The School Committee heard a progress report March 2 on the Medford Comprehensive High School MSBA project and approved a revised capital-plan prioritization requested by the city's Collins Center.
Member Graham, chair of the Medford Comprehensive High School Building Committee, reported that the district submitted its preliminary design program (about 2,000 pages) to the Massachusetts School Building Authority and expects a three- to four-week review. He said the MSBA will provide feedback and that the building committee will use that guidance while refining educational plans, space summaries and option costings.

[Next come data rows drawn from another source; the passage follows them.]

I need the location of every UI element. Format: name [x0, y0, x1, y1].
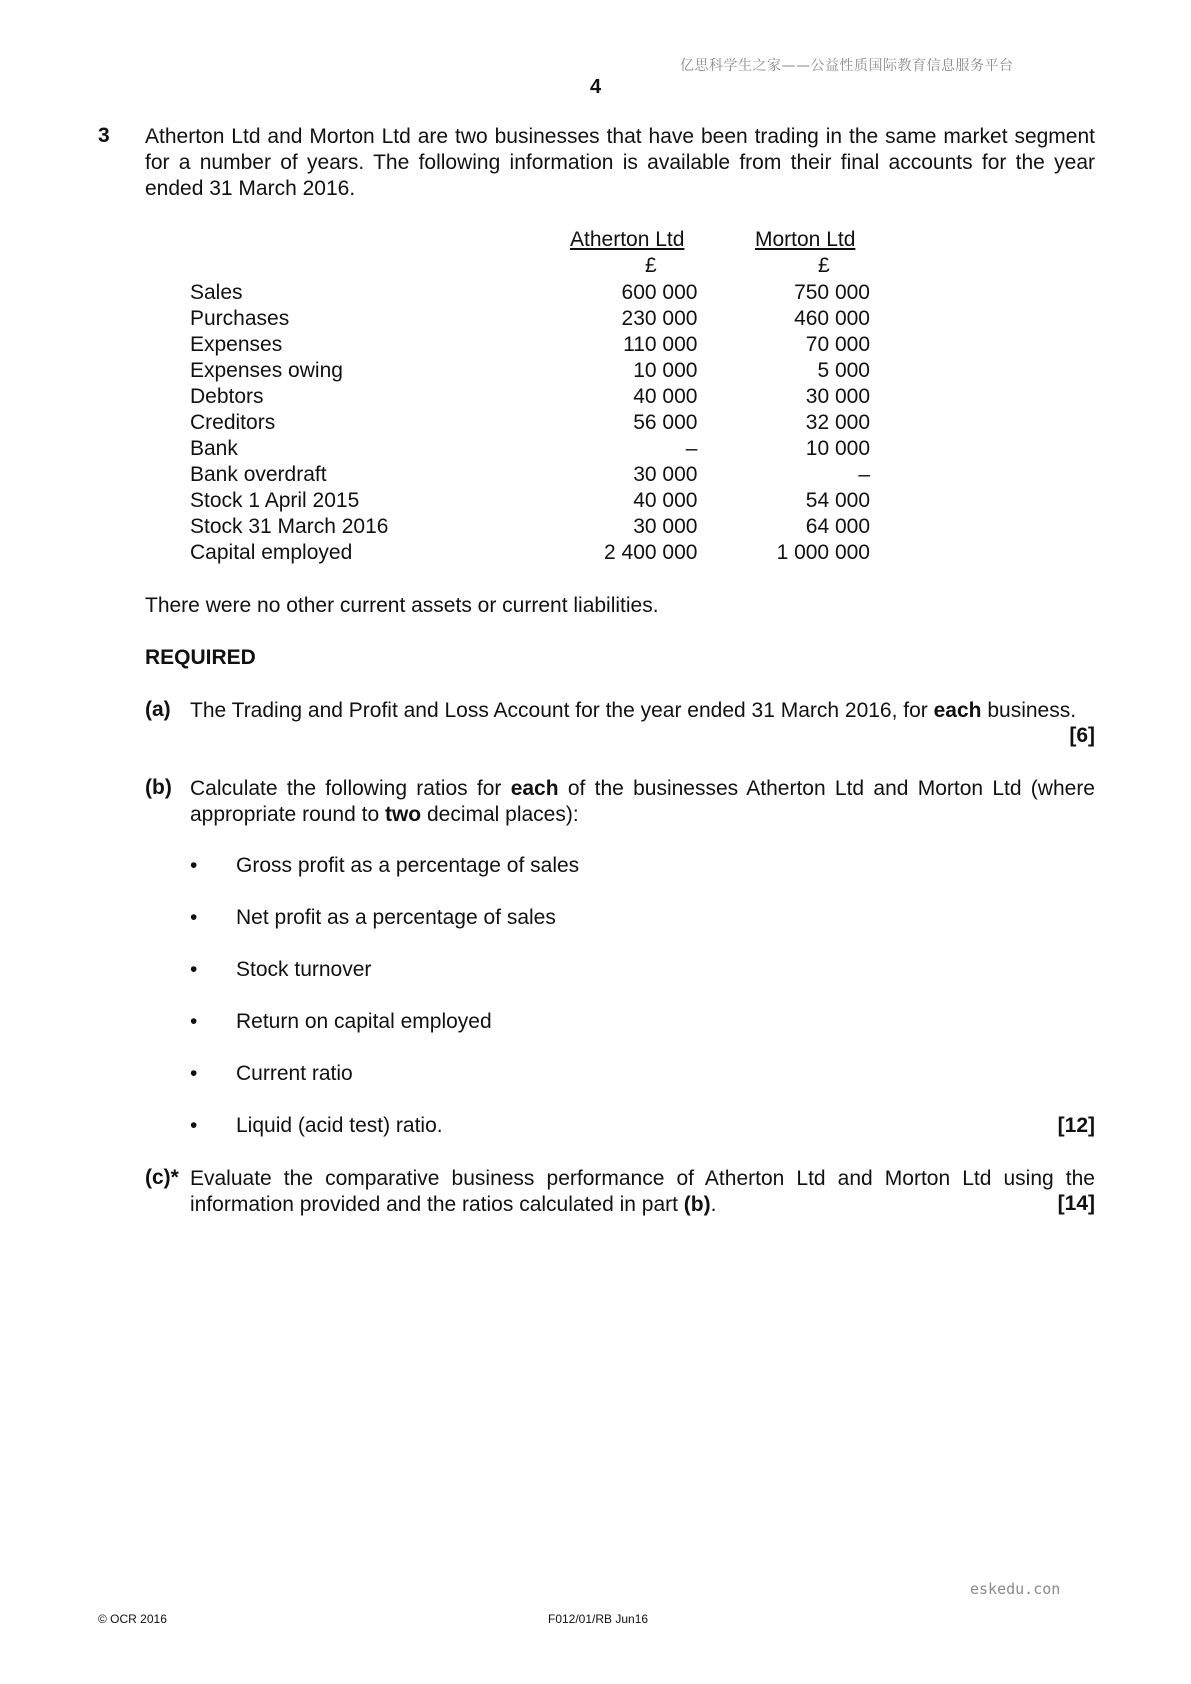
ratio-item: Net profit as a percentage of sales: [236, 906, 556, 929]
bullet-icon: •: [190, 854, 198, 877]
part-a-text: [190, 698, 1095, 724]
part-a-label: (a): [145, 698, 171, 721]
atherton-value: 56 000: [633, 411, 698, 434]
part-a-bold: each: [933, 699, 982, 722]
bullet-icon: •: [190, 906, 198, 929]
part-a-text-2: business.: [981, 699, 1077, 722]
morton-value: 750 000: [794, 281, 870, 304]
table-row: [190, 384, 870, 410]
row-label: Sales: [190, 281, 243, 304]
part-b-text: [190, 776, 1095, 828]
morton-value: 1 000 000: [776, 541, 870, 564]
ratio-item: Gross profit as a percentage of sales: [236, 854, 580, 877]
ratio-item: Return on capital employed: [236, 1010, 492, 1033]
table-row: [190, 332, 870, 358]
morton-value: 5 000: [817, 359, 870, 382]
currency-atherton: £: [645, 254, 657, 277]
row-label: Capital employed: [190, 541, 353, 564]
row-label: Expenses: [190, 333, 283, 356]
table-row: [190, 488, 870, 514]
part-c-text-1: Evaluate the comparative business performance of Atherton Ltd and Morton Ltd using the information provided and the ratios calculated in part: [190, 1167, 1095, 1216]
part-b-text-1: Calculate the following ratios for: [190, 777, 511, 800]
part-c-label: (c)*: [145, 1166, 179, 1189]
footer-code: F012/01/RB Jun16: [548, 1612, 649, 1626]
row-label: Debtors: [190, 385, 264, 408]
row-label: Creditors: [190, 411, 276, 434]
table-row: [190, 462, 870, 488]
part-b-bold-2: two: [384, 803, 422, 826]
atherton-value: 230 000: [621, 307, 698, 330]
part-b-text-2: of the businesses Atherton Ltd and Morton Ltd (where appropriate round to: [190, 777, 1095, 826]
atherton-value: 30 000: [633, 463, 698, 486]
part-c-marks: [14]: [1057, 1192, 1095, 1215]
currency-morton: £: [818, 254, 830, 277]
table-row: [190, 540, 870, 566]
question-intro: Atherton Ltd and Morton Ltd are two businesses that have been trading in the same market segment for a number of years. The following information is available from their final accounts for the year ended 31 March 2016.: [145, 125, 1095, 200]
morton-value: 30 000: [805, 385, 870, 408]
page-number: 4: [589, 76, 602, 98]
watermark-top: 亿思科学生之家——公益性质国际教育信息服务平台: [680, 58, 1014, 74]
table-row: [190, 514, 870, 540]
morton-value: 460 000: [794, 307, 870, 330]
table-row: [190, 280, 870, 306]
atherton-value: 40 000: [633, 489, 698, 512]
part-b-bold-1: each: [510, 777, 559, 800]
question-number: 3: [98, 124, 110, 147]
atherton-value: 40 000: [633, 385, 698, 408]
table-row: [190, 436, 870, 462]
column-header-atherton: Atherton Ltd: [570, 228, 685, 251]
atherton-value: 600 000: [621, 281, 698, 304]
bullet-icon: •: [190, 958, 198, 981]
atherton-value: 30 000: [633, 515, 698, 538]
atherton-value: 2 400 000: [604, 541, 698, 564]
watermark-bottom: eskedu.con: [970, 1580, 1061, 1598]
part-b-label: (b): [145, 776, 172, 799]
morton-value: –: [858, 463, 870, 486]
row-label: Expenses owing: [190, 359, 343, 382]
bullet-icon: •: [190, 1114, 198, 1137]
ratio-item: Current ratio: [236, 1062, 353, 1085]
ratio-item: Liquid (acid test) ratio.: [236, 1114, 443, 1137]
part-c-text: [190, 1166, 1095, 1218]
atherton-value: –: [685, 437, 698, 460]
morton-value: 64 000: [805, 515, 870, 538]
bullet-icon: •: [190, 1010, 198, 1033]
row-label: Purchases: [190, 307, 290, 330]
row-label: Stock 1 April 2015: [190, 489, 360, 512]
table-row: [190, 410, 870, 436]
morton-value: 54 000: [805, 489, 870, 512]
bullet-icon: •: [190, 1062, 198, 1085]
row-label: Bank: [190, 437, 238, 460]
atherton-value: 110 000: [623, 333, 698, 356]
row-label: Bank overdraft: [190, 463, 327, 486]
table-row: [190, 358, 870, 384]
part-a-text-1: The Trading and Profit and Loss Account for the year ended 31 March 2016, for: [190, 699, 934, 722]
part-b-marks: [12]: [1057, 1114, 1095, 1137]
note-text: There were no other current assets or current liabilities.: [145, 594, 659, 617]
part-b-text-3: decimal places):: [421, 803, 579, 826]
part-c-text-2: .: [710, 1193, 717, 1216]
part-c-bold: (b): [683, 1193, 711, 1216]
column-header-morton: Morton Ltd: [755, 228, 856, 251]
accounts-table: [190, 280, 870, 566]
table-row: [190, 306, 870, 332]
atherton-value: 10 000: [633, 359, 698, 382]
ratio-item: Stock turnover: [236, 958, 372, 981]
part-a-marks: [6]: [1069, 724, 1095, 747]
morton-value: 10 000: [805, 437, 870, 460]
morton-value: 32 000: [805, 411, 870, 434]
row-label: Stock 31 March 2016: [190, 515, 389, 538]
morton-value: 70 000: [805, 333, 870, 356]
required-heading: REQUIRED: [145, 646, 256, 669]
footer-copyright: © OCR 2016: [98, 1612, 167, 1626]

Graham described the near-term public-engagement schedule: high-school staff will receive a project briefing during an upcoming professional-development day and the building committee will host an in-person community forum on Thursday at 6:30 p.m. that will be interactive and in-person only. He said the committee plans to down-select from roughly 29 options to 3'5 on April 27, after which the team will produce more detailed cost estimates for preferred options. "On the April 27 ... is the meeting where we will actually go from 29 options to 3 to 5," Graham said. He also said the committee decided to pursue construction-manager-at-risk delivery to involve a construction manager during schematic design rather than using a traditional design-bid-build approach.

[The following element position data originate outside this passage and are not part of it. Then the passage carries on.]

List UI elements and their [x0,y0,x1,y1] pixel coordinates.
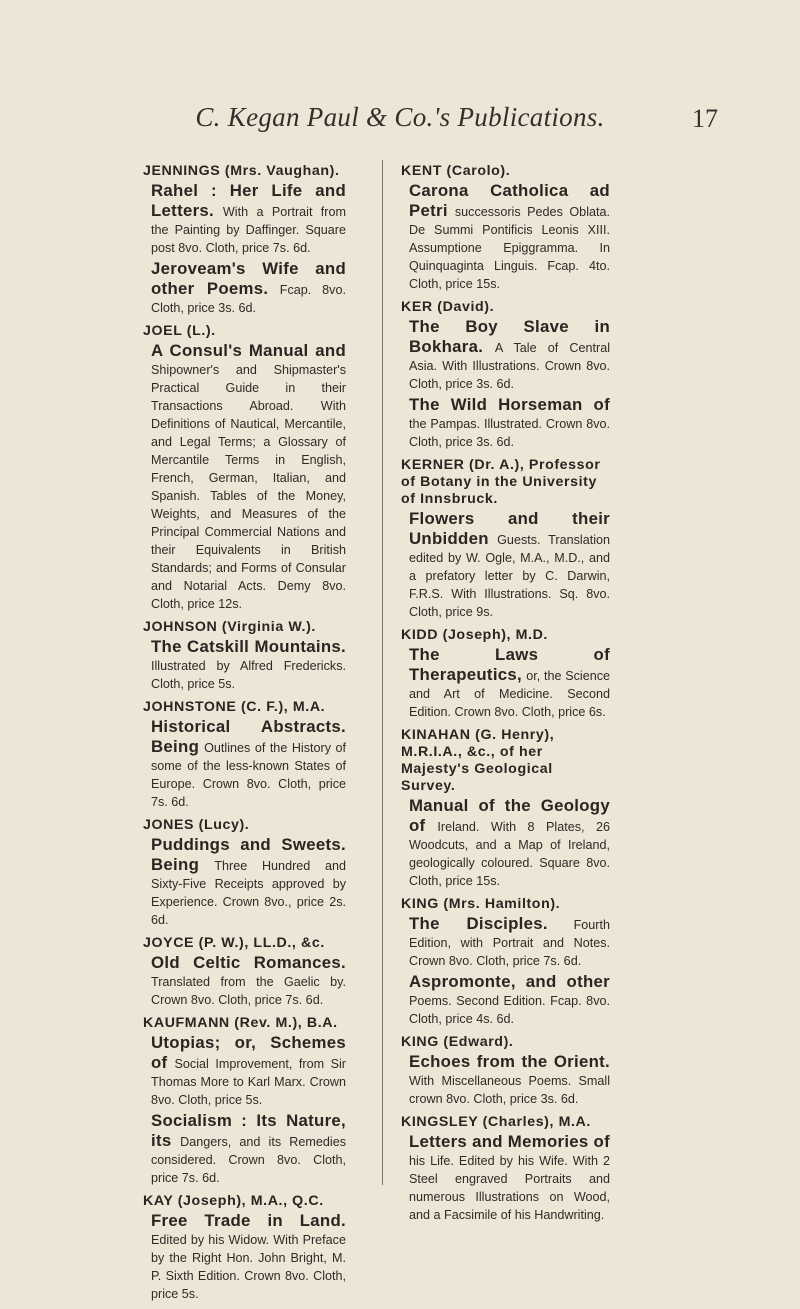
entry-author: JENNINGS (Mrs. Vaughan). [143,163,340,179]
work-details: Three Hundred and Sixty-Five Receipts approved by Experience. Crown 8vo., price 2s. 6d. [151,859,346,927]
work-title: Carona Catholica ad Petri [409,181,610,220]
work-entry [409,509,610,621]
catalog-entry [401,1034,610,1108]
catalog-entry [401,299,610,451]
work-details: Fourth Edition, with Portrait and Notes. Crown 8vo. Cloth, price 7s. 6d. [409,918,610,968]
work-title: Historical Abstracts. Being [151,717,346,756]
entry-author: JOYCE (P. W.), LL.D., &c. [143,935,325,951]
work-entry [151,717,346,811]
catalog-entry [143,935,346,1009]
work-details: the Pampas. Illustrated. Crown 8vo. Cloth, price 3s. 6d. [409,417,610,449]
work-details: Social Improvement, from Sir Thomas More to Karl Marx. Crown 8vo. Cloth, price 5s. [151,1057,346,1107]
work-title: The Boy Slave in Bokhara. [409,317,610,356]
work-entry [409,1052,610,1108]
work-entry [151,835,346,929]
catalog-entry [401,1114,610,1224]
catalog-entry [401,163,610,293]
work-title: The Catskill Mountains. [151,637,346,656]
work-details: Poems. Second Edition. Fcap. 8vo. Cloth, price 4s. 6d. [409,994,610,1026]
work-title: Socialism : Its Nature, its [151,1111,346,1150]
column-divider [382,160,383,1185]
catalog-entry [143,323,346,613]
entry-author: JONES (Lucy). [143,817,250,833]
work-title: Echoes from the Orient. [409,1052,610,1071]
work-entry [409,645,610,721]
work-entry [151,1211,346,1303]
work-title: Flowers and their Unbidden [409,509,610,548]
catalog-entry [401,727,610,890]
catalog-entry [401,457,610,621]
work-details: Edited by his Widow. With Preface by the Right Hon. John Bright, M. P. Sixth Edition. Crown 8vo. Cloth, price 5s. [151,1233,346,1301]
entry-author: KING (Edward). [401,1034,514,1050]
entry-author: KERNER (Dr. A.), Professor of Botany in the University of Innsbruck. [401,457,601,507]
catalog-entry [401,627,610,721]
catalog-entry [143,817,346,929]
page-number: 17 [692,104,718,133]
catalog-entry [143,699,346,811]
work-details: Translated from the Gaelic by. Crown 8vo. Cloth, price 7s. 6d. [151,975,346,1007]
work-title: A Consul's Manual and [151,341,346,360]
work-title: Utopias; or, Schemes of [151,1033,346,1072]
entry-author: KAY (Joseph), M.A., Q.C. [143,1193,324,1209]
catalog-entry [401,896,610,1028]
work-title: The Disciples. [409,914,548,933]
work-title: The Laws of Therapeutics, [409,645,610,684]
work-details: Guests. Translation edited by W. Ogle, M.A., M.D., and a prefatory letter by C. Darwin, F.R.S. With Illustrations. Sq. 8vo. Cloth, price 9s. [409,533,610,619]
entry-author: KING (Mrs. Hamilton). [401,896,561,912]
work-details: his Life. Edited by his Wife. With 2 Steel engraved Portraits and numerous Illustrations on Wood, and a Facsimile of his Handwriting. [409,1154,610,1222]
entry-author: KIDD (Joseph), M.D. [401,627,548,643]
right-column [401,163,610,1230]
work-entry [409,1132,610,1224]
entry-author: JOHNSON (Virginia W.). [143,619,316,635]
work-details: Fcap. 8vo. Cloth, price 3s. 6d. [151,283,346,315]
work-title: The Wild Horseman of [409,395,610,414]
work-title: Puddings and Sweets. Being [151,835,346,874]
catalog-entry [143,163,346,317]
work-title: Manual of the Geology of [409,796,610,835]
entry-author: KENT (Carolo). [401,163,511,179]
catalog-entry [143,1015,346,1187]
entry-author: KINGSLEY (Charles), M.A. [401,1114,591,1130]
work-details: With Miscellaneous Poems. Small crown 8vo. Cloth, price 3s. 6d. [409,1074,610,1106]
entry-author: JOHNSTONE (C. F.), M.A. [143,699,326,715]
work-entry [409,972,610,1028]
work-details: With a Portrait from the Painting by Daffinger. Square post 8vo. Cloth, price 7s. 6d. [151,205,346,255]
entry-author: KINAHAN (G. Henry), M.R.I.A., &c., of her Majesty's Geological Survey. [401,727,555,794]
work-details: Ireland. With 8 Plates, 26 Woodcuts, and a Map of Ireland, geologically coloured. Square 8vo. Cloth, price 15s. [409,820,610,888]
page-header [0,102,800,142]
work-title: Rahel : Her Life and Letters. [151,181,346,220]
work-details: Shipowner's and Shipmaster's Practical Guide in their Transactions Abroad. With Definitions of Nautical, Mercantile, and Legal Terms; a Glossary of Mercantile Terms in English, French, German, Italian, and Spanish. Tables of the Money, Weights, and Measures of the Principal Commercial Nations and their Equivalents in British Standards; and Forms of Consular and Notarial Acts. Demy 8vo. Cloth, price 12s. [151,363,346,611]
left-column [143,163,346,1309]
work-entry [409,796,610,890]
work-details: or, the Science and Art of Medicine. Second Edition. Crown 8vo. Cloth, price 6s. [409,669,611,719]
work-title: Free Trade in Land. [151,1211,346,1230]
work-details: Illustrated by Alfred Fredericks. Cloth, price 5s. [151,659,346,691]
work-entry [151,341,346,613]
work-details: Dangers, and its Remedies considered. Crown 8vo. Cloth, price 7s. 6d. [151,1135,346,1185]
work-entry [409,395,610,451]
work-entry [151,181,346,257]
running-title: C. Kegan Paul & Co.'s Publications. [195,102,605,132]
work-title: Letters and Memories of [409,1132,610,1151]
catalog-entry [143,1193,346,1303]
work-entry [409,181,610,293]
catalog-entry [143,619,346,693]
work-entry [151,1111,346,1187]
entry-author: KER (David). [401,299,495,315]
work-details: successoris Pedes Oblata. De Summi Pontificis Leonis XIII. Assumptione Epiggramma. In Quinquaginta Linguis. Fcap. 4to. Cloth, price 15s. [409,205,610,291]
work-title: Aspromonte, and other [409,972,610,991]
work-title: Jeroveam's Wife and other Poems. [151,259,346,298]
work-details: Outlines of the History of some of the less-known States of Europe. Crown 8vo. Cloth, price 7s. 6d. [151,741,346,809]
entry-author: JOEL (L.). [143,323,216,339]
work-entry [151,637,346,693]
work-entry [151,1033,346,1109]
work-details: A Tale of Central Asia. With Illustrations. Crown 8vo. Cloth, price 3s. 6d. [409,341,610,391]
work-title: Old Celtic Romances. [151,953,346,972]
work-entry [151,953,346,1009]
work-entry [409,914,610,970]
entry-author: KAUFMANN (Rev. M.), B.A. [143,1015,338,1031]
work-entry [409,317,610,393]
work-entry [151,259,346,317]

On new business the committee considered a motion offered by Member Grama to revise the capital plan's priority ratings to align with the Collins Center's citywide prioritization. The motion was seconded and the committee approved the revised capital plan (motion carries). No roll-call tally was included in the transcript.
Why it matters: the MSBA review and the April down-selection are key steps that narrow design options, influence cost estimates and set the procurement approach for a major capital investment. The capital-plan vote aligns school priorities with the city's broader prioritization work and will guide future funding and bond decisions.